In 1988 verhuisde hij naar Rotterdam en werd hij directeur van het bedrijf achter de ov-studentenkaart. Van 1991 tot 1995 werkte hij een dag in de week aan de Erasmus Universiteit als bijzonder hoogleraar op de Albeda-leerstoel.
Van 1992 tot aan zijn dood in 2002 is hij werkzaam als politiek publicist. Fortuyn spreekt in zalen en op recepties en schrijft boeken zoals Aan het Volk van Nederland (1992) waarin hij oproept tot een opstand tegen het politieke bestel, Tegen de islamisering van Nederland (1997) waarin hij zich keert tegen de multiculturele samenleving en De puinhopen van acht jaar Paars (2002) waarin hij veel kritiek uit op de privatisering van overheidsinstellingen en een alternatief herstelprogramma aandraagt.

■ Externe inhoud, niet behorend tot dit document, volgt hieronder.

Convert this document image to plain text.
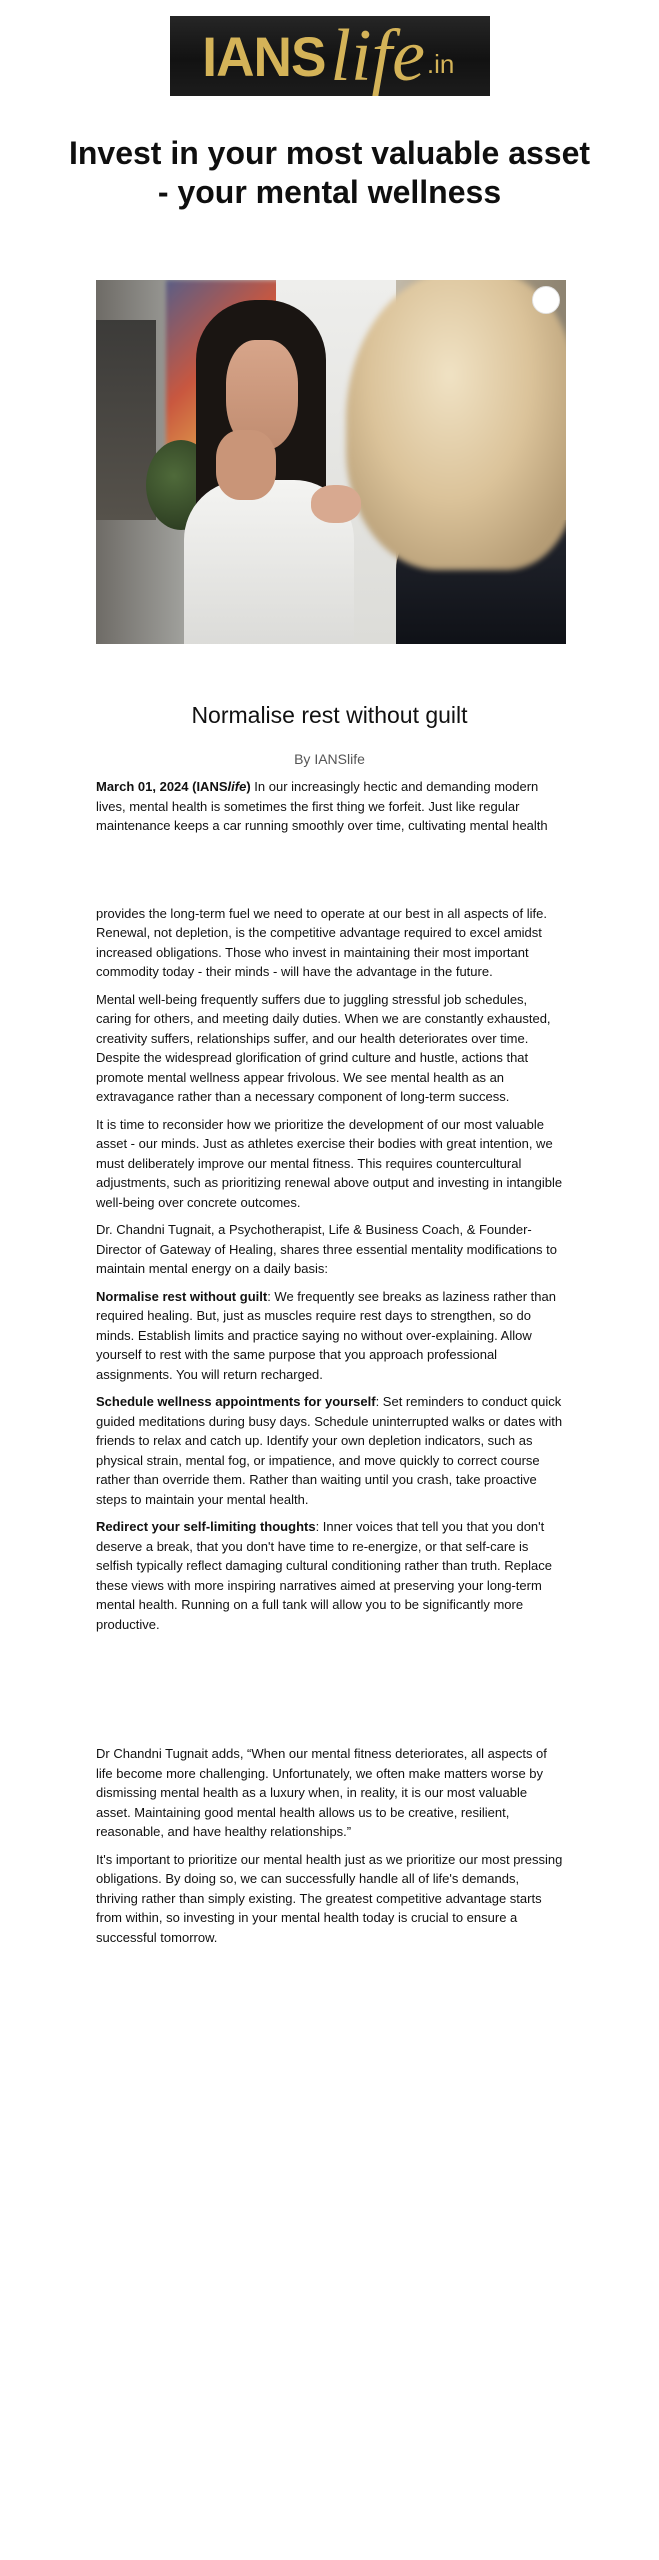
IANS life .in
Invest in your most valuable asset - your mental wellness
Normalise rest without guilt
By IANSlife

March 01, 2024 (IANSlife) In our increasingly hectic and demanding modern lives, mental health is sometimes the first thing we forfeit. Just like regular maintenance keeps a car running smoothly over time, cultivating mental health

provides the long-term fuel we need to operate at our best in all aspects of life. Renewal, not depletion, is the competitive advantage required to excel amidst increased obligations. Those who invest in maintaining their most important commodity today - their minds - will have the advantage in the future.

Mental well-being frequently suffers due to juggling stressful job schedules, caring for others, and meeting daily duties. When we are constantly exhausted, creativity suffers, relationships suffer, and our health deteriorates over time. Despite the widespread glorification of grind culture and hustle, actions that promote mental wellness appear frivolous. We see mental health as an extravagance rather than a necessary component of long-term success.

It is time to reconsider how we prioritize the development of our most valuable asset - our minds. Just as athletes exercise their bodies with great intention, we must deliberately improve our mental fitness. This requires countercultural adjustments, such as prioritizing renewal above output and investing in intangible well-being over concrete outcomes.

Dr. Chandni Tugnait, a Psychotherapist, Life & Business Coach, & Founder-Director of Gateway of Healing, shares three essential mentality modifications to maintain mental energy on a daily basis:

Normalise rest without guilt: We frequently see breaks as laziness rather than required healing. But, just as muscles require rest days to strengthen, so do minds. Establish limits and practice saying no without over-explaining. Allow yourself to rest with the same purpose that you approach professional assignments. You will return recharged.

Schedule wellness appointments for yourself: Set reminders to conduct quick guided meditations during busy days. Schedule uninterrupted walks or dates with friends to relax and catch up. Identify your own depletion indicators, such as physical strain, mental fog, or impatience, and move quickly to correct course rather than override them. Rather than waiting until you crash, take proactive steps to maintain your mental health.

Redirect your self-limiting thoughts: Inner voices that tell you that you don't deserve a break, that you don't have time to re-energize, or that self-care is selfish typically reflect damaging cultural conditioning rather than truth. Replace these views with more inspiring narratives aimed at preserving your long-term mental health. Running on a full tank will allow you to be significantly more productive.

Dr Chandni Tugnait adds, “When our mental fitness deteriorates, all aspects of life become more challenging. Unfortunately, we often make matters worse by dismissing mental health as a luxury when, in reality, it is our most valuable asset. Maintaining good mental health allows us to be creative, resilient, reasonable, and have healthy relationships.”

It's important to prioritize our mental health just as we prioritize our most pressing obligations. By doing so, we can successfully handle all of life's demands, thriving rather than simply existing. The greatest competitive advantage starts from within, so investing in your mental health today is crucial to ensure a successful tomorrow.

Vanaf 20 augustus 2001 tot aan zijn dood 6 mei 2002 is hij actief in de landelijke en gemeentelijke politiek. Hij is lijsttrekker voor Leefbaar Rotterdam, Leefbaar Nederland en de Lijst Pim Fortuyn.
Op 6 mei 2002 werd hij doodgeschoten door Volkert van de Graaf op het Mediapark in Hilversum.